Private EU and USA Citizen Medical Data Shared with China
Outside of Poland, the Neuca Group has collaborated with thousands of doctors, treated over 300,000 patients, and boasts more than 90 Clinical Research Centers spread across 5 European countries (Germany, Bulgaria, the Czech Republic, Germany, Spain and Ukraine).
OncoBay Clinical Inc, a subsidiary of Neuca, is an American company specializing in immuno-oncology research. The potential acquisition by Chinese investors have raised a chorus of concerns by their US employed staff, highlighting potential risks that could reverberate across both healthcare and national security sectors. It’s fair to assume the sensitive medical data and payment information of Europeans, both in Poland and other EU countries, will reside on Chinese computers servers allowing the communist regime full access to their private medical history.
It’s important to note China does not have a great history of securing medicine, sensitive data, or medical devices. Experts recently testified and produced evidence to a congressional oversite committee describing how China’s government destroyed samples, hid records, imprisoned Chinese journalists, and actively engaged in the spread of misinformation to cover up the Covid-19 pandemic.
Dr. Robert Redfield, former director of the U.S. Centers for Disease Control and Prevention (CDC), testified before Congress that the science indicates all COVID-19 related illnesses, including the infection of over a billion people globally causing the untimely deaths of over 10m, were the result of a lab leak in Wuhan, China.
Earlier this month, Joe Biden issued a Presidential executive order banning U.S. investments flowing into China’s technology sectors. The purchase of the Polish company Neuca would de-facto allow the Chinese communist party via OncoBay Clinical Inc. the ability to defy the Presidential order and give the Chinese communist regime access to American medical research and private sensitive medical history pertaining to US citizens.

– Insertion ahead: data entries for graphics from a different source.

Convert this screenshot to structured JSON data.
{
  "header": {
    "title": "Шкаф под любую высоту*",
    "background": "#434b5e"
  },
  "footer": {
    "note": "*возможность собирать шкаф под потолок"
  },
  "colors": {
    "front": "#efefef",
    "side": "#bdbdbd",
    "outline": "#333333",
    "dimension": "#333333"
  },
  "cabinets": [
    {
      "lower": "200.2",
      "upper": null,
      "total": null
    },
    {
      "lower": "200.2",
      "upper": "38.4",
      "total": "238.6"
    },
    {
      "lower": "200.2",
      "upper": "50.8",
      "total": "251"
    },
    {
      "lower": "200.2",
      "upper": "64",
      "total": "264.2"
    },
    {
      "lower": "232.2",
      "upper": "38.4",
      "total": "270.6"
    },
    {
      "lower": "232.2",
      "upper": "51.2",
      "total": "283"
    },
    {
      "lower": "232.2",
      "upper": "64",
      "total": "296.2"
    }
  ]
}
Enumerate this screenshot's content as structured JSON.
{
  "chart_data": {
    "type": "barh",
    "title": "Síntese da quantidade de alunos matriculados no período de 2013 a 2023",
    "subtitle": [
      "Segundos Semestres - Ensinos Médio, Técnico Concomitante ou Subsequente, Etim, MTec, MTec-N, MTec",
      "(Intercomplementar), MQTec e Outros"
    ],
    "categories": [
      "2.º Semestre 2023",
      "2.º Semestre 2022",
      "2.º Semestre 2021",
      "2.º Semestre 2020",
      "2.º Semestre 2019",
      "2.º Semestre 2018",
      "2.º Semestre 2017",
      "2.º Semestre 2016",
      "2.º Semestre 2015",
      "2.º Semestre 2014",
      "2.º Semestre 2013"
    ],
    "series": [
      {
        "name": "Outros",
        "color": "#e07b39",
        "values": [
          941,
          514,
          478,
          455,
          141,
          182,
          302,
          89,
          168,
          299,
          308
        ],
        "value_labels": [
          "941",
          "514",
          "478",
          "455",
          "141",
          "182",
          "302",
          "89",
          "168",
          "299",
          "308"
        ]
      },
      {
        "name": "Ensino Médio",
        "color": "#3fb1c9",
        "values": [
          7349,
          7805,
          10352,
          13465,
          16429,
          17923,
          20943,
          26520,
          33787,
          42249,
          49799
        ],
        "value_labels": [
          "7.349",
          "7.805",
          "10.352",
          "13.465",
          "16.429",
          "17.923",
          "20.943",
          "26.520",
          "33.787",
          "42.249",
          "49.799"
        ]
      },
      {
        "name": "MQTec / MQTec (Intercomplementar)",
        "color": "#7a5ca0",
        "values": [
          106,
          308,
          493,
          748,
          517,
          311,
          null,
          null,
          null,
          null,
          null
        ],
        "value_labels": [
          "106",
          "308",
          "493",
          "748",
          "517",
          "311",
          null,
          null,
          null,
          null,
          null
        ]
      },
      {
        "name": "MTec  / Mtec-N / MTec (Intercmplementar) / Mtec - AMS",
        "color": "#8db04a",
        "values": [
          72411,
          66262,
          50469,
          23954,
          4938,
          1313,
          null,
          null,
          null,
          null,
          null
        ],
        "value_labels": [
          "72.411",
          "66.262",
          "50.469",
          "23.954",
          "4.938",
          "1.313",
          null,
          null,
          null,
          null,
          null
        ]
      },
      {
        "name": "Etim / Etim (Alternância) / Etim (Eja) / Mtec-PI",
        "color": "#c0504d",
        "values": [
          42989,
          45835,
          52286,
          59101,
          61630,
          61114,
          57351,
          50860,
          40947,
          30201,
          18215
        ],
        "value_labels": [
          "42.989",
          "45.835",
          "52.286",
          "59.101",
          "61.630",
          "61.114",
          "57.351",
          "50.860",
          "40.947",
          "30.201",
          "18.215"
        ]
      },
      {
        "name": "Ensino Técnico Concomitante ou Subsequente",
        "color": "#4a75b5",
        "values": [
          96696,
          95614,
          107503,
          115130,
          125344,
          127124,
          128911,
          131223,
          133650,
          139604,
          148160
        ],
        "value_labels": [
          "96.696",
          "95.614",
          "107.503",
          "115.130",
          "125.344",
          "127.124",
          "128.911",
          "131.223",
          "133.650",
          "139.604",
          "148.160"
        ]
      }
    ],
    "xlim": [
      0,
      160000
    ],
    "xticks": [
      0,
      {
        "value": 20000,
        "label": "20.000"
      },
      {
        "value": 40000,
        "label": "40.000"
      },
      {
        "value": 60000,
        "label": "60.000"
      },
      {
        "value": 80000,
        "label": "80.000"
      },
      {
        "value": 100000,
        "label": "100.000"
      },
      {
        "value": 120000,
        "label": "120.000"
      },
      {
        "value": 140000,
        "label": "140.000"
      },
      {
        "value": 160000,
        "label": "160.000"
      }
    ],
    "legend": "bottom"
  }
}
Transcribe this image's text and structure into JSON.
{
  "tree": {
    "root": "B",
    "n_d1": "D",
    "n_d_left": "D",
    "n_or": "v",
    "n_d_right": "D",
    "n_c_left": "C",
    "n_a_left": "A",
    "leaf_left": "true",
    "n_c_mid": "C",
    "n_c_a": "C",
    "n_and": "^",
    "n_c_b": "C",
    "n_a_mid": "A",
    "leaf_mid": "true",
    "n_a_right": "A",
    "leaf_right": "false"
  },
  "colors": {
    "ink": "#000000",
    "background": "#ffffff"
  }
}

Based on the Wuhan lab leak and China’s negative track record of medical related deception, the Polish government needs to re-consider exporting 30% of their medicine supplies market to the communist regime.
Traditionally, the Chinese are best known for intellectual property theft, human rights abuses, and purchasing cheap electronics on Alibaba. More recently, the communist regime has added to their dubious resume infecting the entire world with Covid-19, a deadly disease that infected 1 billion innocent people that caused the untimely death of tens of millions globally, while subsequently causing worldwide lockdowns resulting in poverty and social distancing.